In analyzing patterns and best practices that emerged from my conversations with public radio journalists of color, I saw their attention to nonwhite and nonmale sources, focus on structural forces that shape the stories of the day, and commitment to historically underserved communities. Further, I found that they push the boundaries of how public radio sounds by advocating for non-American accents and ways of speaking associated with nonwhite communities. I find it heartening that Berliner is “speaking out” about such shifts; it is a signal that these practices are making a difference in a still white-dominant organizational culture.

Pushing through the backlash

When put in a sociological context, the fact that Berliner is making these arguments is unsurprising. Sociologists of race are well aware that whiteness is seen as the default and neutral perspective for many white Americans. Further, the choice to air these views in The Free Press is similarly unsurprising, given its reputation for platforming reactionary polemics on “wokeness” and “cancel culture.”

The op-ed has been reported on by a variety of mainstream commercial media sources, among them The New York Times, who has rightly noted a broader financial crisis that plagues the organization and questions about its future.

At the same time, Berliner’s piece has galvanized Donald Trump and other Republicans who are once again calling for NPR’s defunding. “Defund NPR” campaigns arise with regularity on the right, a phenomenon about which media historian Jason Loviglio has written extensively.

But if we have the conversation about public radio’s value on Uri Berliner’s terms, we erase the progress that journalists of color have made within the organization and the legitimate critiques they still have about public radio as an institution. As one of my respondents, a Black journalist, put it in late 2020:

Journalism has always said that it holds people accountable, that it sheds a light, you know, where it needs to be shed.

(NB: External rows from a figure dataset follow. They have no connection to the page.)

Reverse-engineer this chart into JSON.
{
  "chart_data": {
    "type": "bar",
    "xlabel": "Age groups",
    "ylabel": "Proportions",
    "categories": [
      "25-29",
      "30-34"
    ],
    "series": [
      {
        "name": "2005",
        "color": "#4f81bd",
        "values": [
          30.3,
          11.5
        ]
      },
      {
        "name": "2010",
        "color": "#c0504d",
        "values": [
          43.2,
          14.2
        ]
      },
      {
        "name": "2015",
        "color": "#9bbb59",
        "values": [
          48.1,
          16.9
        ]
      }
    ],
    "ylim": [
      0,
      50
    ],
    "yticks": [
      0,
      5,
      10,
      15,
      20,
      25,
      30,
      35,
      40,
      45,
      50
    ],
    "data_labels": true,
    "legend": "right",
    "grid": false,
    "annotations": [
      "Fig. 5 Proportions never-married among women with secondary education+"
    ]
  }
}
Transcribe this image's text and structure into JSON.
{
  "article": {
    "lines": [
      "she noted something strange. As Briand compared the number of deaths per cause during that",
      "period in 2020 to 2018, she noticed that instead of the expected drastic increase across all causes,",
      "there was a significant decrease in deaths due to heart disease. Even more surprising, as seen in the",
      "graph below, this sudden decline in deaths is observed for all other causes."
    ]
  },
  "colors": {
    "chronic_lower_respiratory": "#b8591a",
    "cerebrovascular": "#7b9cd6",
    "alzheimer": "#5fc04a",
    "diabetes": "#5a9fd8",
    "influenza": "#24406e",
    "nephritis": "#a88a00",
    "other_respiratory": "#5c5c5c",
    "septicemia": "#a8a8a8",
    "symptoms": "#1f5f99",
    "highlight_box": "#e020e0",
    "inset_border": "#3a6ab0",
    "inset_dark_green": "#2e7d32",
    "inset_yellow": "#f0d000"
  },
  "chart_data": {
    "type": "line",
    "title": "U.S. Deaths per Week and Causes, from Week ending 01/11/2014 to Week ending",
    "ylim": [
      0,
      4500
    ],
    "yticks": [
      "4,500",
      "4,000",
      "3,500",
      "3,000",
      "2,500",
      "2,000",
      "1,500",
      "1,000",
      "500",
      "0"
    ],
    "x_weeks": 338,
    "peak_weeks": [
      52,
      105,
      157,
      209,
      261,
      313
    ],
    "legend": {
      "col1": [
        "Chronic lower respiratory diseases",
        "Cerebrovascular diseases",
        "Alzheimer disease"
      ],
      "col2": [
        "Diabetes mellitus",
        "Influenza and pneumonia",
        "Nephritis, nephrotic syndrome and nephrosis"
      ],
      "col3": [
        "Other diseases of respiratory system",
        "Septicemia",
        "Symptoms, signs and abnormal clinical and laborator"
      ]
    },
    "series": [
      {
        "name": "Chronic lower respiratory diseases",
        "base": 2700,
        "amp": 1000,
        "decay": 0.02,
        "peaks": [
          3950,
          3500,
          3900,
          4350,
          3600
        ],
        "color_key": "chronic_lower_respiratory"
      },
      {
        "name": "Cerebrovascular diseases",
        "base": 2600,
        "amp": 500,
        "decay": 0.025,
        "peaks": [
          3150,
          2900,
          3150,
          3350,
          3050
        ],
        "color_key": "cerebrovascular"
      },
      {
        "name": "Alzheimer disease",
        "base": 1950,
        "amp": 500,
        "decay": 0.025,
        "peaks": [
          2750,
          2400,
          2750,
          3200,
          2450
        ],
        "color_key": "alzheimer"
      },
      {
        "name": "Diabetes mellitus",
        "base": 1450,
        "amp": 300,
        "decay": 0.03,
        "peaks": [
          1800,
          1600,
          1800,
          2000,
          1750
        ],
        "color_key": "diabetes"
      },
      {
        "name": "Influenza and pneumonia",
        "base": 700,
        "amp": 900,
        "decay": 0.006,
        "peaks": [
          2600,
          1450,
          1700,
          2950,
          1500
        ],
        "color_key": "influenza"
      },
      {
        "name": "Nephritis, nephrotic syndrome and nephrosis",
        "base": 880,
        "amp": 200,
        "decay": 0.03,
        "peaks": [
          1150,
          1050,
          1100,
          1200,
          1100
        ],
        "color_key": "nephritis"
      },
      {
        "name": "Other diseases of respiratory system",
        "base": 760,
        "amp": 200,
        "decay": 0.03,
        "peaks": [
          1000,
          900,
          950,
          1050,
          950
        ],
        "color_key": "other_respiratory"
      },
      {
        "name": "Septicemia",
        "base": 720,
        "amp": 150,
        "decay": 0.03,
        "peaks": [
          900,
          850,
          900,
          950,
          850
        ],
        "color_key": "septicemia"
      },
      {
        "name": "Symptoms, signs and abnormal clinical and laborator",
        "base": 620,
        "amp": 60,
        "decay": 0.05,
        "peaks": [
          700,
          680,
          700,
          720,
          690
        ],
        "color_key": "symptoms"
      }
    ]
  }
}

But I feel like people of color are really the ones who are pushing and defining what that really looks like, because journalism has for so long been subjected to the status quo in many ways, especially around policing, especially around white supremacy. 

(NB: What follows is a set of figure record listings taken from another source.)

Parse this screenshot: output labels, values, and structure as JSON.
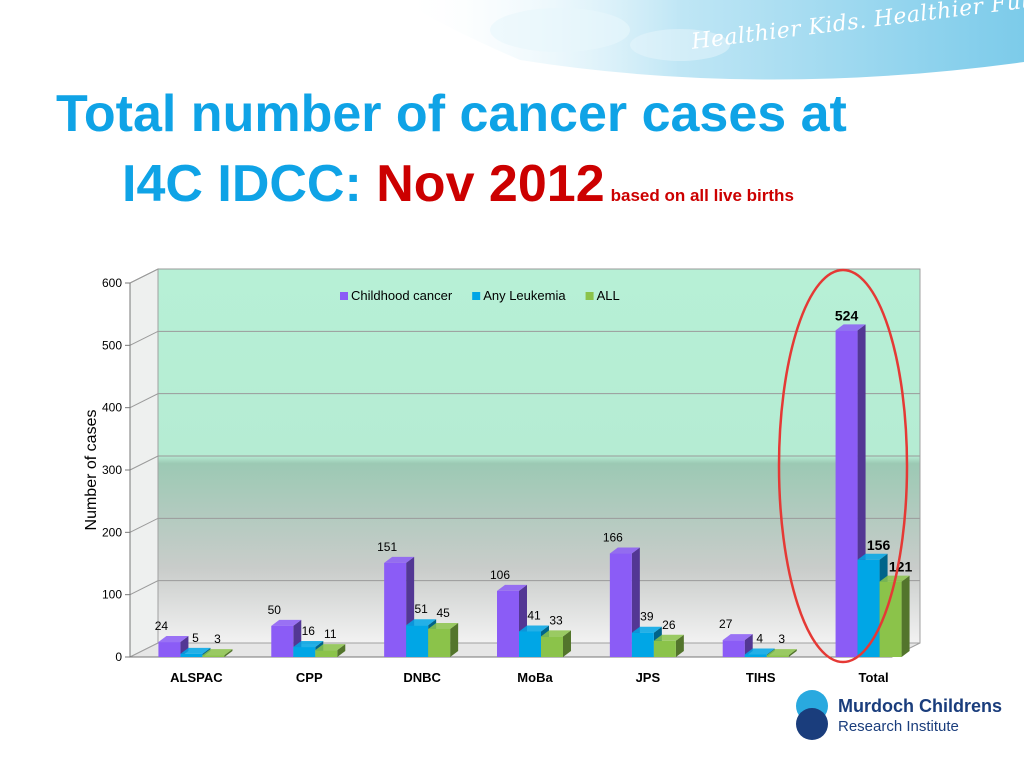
{
  "slide": {
    "tagline": "Healthier Kids. Healthier Future.",
    "title_line1": "Total number of cancer cases  at",
    "title_prefix": "I4C IDCC:",
    "title_date": "Nov 2012",
    "title_suffix": "based on all live births",
    "logo_line1": "Murdoch Childrens",
    "logo_line2": "Research Institute"
  },
  "chart_data": {
    "type": "bar",
    "categories": [
      "ALSPAC",
      "CPP",
      "DNBC",
      "MoBa",
      "JPS",
      "TIHS",
      "Total"
    ],
    "series": [
      {
        "name": "Childhood cancer",
        "values": [
          24,
          50,
          151,
          106,
          166,
          27,
          524
        ],
        "color": "#8b5cf6"
      },
      {
        "name": "Any Leukemia",
        "values": [
          5,
          16,
          51,
          41,
          39,
          4,
          156
        ],
        "color": "#00a6e6"
      },
      {
        "name": "ALL",
        "values": [
          3,
          11,
          45,
          33,
          26,
          3,
          121
        ],
        "color": "#8bc34a"
      }
    ],
    "ylabel": "Number of cases",
    "xlabel": "",
    "ylim": [
      0,
      600
    ],
    "yticks": [
      0,
      100,
      200,
      300,
      400,
      500,
      600
    ],
    "grid": true,
    "legend": "top-center",
    "highlight": "Total"
  }
}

To try to satisfy Uri Berliner’s concerns would be distracting to NPR’s mission. It’s worth reiterating here what Toni Morrison has said about the function of racism: distraction. “It keeps you from doing your work. It keeps you explaining, over and over again, your reason for being.” Thus, my interest in studying public radio’s production processes is in considering how journalists of color push further, and how the organization does or does not accommodate such pushes. To quote a post on X, formerly known as Twitter, by Shereen Marisol Meraji, journalism scholar and one of the original hosts of Code Switch, “Good thing we will be focusing on something else shortly. This has already consumed too much precious time.”

Laura Garbes is an assistant professor of sociology at the University of Minnesota – Twin Cities. Her research explores the intersection of race, performance, and organizations. Her current project focuses on the racialization of sound and voice in public broadcasting.


[1] I will not be debunking his piece, or his examples of story coverage, point by point here. For this, I would point you to already existing excellent work that has countered his claims. Aaron Fritschner has skillfully debunked many of the claims point by point on X in a thread that cites more sources than the original article. Alicia Montgomery’s article in Slate, “The Real Story Behind NPR’s Current Problems,” offers a powerful counternarrative to Berliner’s account of the organization.